Gadzooks, is it 17th June already
is it 17th June already
it 17th June already
17th June already
June already
already
Gadzooks, is it 17th June
is it 17th June
it 17th June
17th June
Gadzooks, is it 17th June already => 17th June
-----
I’m going to play croquet next Friday
going to play croquet next Friday
to play croquet next Friday
play croquet next Friday
croquet next Friday
next Friday
I’m going to play croquet next Friday => next Friday
-----
Where was Rav Four yesterday 6 PM
was Rav Four yesterday 6 PM
Rav Four yesterday 6 PM
Four yesterday 6 PM
yesterday 6 PM
Where was the Rav Four yesterday at 6 PM? => yesterday 6 PM
-----
Where was Steve Monday 7am
was Steve Monday 7am
Steve Monday 7am
Monday 7am
Where was Steve on Monday at 7am? => Monday 7am
-----

I would do it this way:

First check if the entire string is a valid date with strtotime(). If so, you're done.

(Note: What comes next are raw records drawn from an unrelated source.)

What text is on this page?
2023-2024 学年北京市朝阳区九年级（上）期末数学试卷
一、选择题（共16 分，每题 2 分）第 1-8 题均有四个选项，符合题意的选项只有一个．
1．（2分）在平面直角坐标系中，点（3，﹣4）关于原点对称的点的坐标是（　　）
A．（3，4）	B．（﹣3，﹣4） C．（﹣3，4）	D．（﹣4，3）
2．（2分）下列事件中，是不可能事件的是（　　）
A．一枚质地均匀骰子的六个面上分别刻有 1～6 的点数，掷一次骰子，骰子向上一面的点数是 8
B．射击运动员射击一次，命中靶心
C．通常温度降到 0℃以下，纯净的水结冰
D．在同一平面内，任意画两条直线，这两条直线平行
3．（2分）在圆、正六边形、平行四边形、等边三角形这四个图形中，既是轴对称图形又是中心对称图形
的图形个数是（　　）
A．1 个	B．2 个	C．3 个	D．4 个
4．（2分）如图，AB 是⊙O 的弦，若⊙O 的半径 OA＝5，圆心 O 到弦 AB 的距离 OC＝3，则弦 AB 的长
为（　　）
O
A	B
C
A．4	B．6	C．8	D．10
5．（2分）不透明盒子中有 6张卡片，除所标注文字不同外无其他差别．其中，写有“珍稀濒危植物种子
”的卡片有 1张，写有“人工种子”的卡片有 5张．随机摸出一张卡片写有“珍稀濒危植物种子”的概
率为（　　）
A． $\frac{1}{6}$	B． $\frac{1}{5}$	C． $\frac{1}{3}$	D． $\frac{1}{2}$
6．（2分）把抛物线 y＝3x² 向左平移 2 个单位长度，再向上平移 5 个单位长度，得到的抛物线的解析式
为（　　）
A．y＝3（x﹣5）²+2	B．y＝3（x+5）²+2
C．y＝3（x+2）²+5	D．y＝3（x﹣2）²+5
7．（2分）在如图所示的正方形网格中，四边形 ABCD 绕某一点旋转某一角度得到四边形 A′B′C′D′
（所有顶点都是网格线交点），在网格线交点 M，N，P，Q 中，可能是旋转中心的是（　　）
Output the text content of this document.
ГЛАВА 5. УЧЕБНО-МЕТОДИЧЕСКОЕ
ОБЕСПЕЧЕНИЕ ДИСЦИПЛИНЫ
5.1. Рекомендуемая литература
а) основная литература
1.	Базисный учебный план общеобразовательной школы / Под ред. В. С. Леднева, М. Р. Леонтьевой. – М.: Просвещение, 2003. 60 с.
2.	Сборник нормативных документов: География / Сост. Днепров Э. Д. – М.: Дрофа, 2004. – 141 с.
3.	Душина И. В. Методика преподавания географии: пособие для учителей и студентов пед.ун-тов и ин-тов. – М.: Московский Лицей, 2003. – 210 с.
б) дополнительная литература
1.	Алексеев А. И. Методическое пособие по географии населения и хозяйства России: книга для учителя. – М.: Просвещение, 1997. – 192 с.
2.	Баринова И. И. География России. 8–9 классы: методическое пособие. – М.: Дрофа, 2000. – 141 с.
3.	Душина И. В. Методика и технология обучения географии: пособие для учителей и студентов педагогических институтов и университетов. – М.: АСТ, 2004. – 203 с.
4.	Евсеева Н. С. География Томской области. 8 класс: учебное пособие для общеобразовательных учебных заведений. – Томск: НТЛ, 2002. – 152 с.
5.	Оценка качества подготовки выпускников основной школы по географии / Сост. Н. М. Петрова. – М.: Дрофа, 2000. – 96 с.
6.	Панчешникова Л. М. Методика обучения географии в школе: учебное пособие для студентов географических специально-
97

If not, determine how many words are in your string (split on whitespace for example). Let this number be n.

Loop over every n-1 word combination and use strtotime() to see if the phrase is a valid date. If so you've found the longest valid date string within your original string.

If not, loop over every n-2 word combination and use strtotime() to see if the phrase is a valid date. If so you've found the longest valid date string within your original string.

...and so on until you've found a valid date string or searched every single/individual word. By finding the longest matches, you'll get the most informed dates (if that makes sense). Since you're dealing with tweets, your strings will never be huge.


If you have the horsepower, you could try the following algorithm. I'm showing an example, and leaving the tedious work up to you :)

//Attempt to perform strtotime() on each contiguous subset of words...

//1st iteration
strtotime("Gadzooks, is it 17th June already")
strtotime("is it 17th June already")
strtotime("it 17th June already")
strtotime("17th June already")
strtotime("June already")
strtotime("already")

//2nd iteration
strtotime("Gadzooks, is it 17th June")
strtotime("is it 17th June")
strtotime("17th June") //date!
strtotime("June") //date!

//3rd iteration
strtotime("Gadzooks, is it 17th")
strtotime("is it 17th")
strtotime("it 17th")
strtotime("17th") //date!

//4th iteration
strtotime("Gadzooks, is it")
//etc

And we can assume that strtotime("17th June") is more accurate than strtotime("17th") simply because it contains more words... i.e. "next Friday" will always be more accurate than "Friday".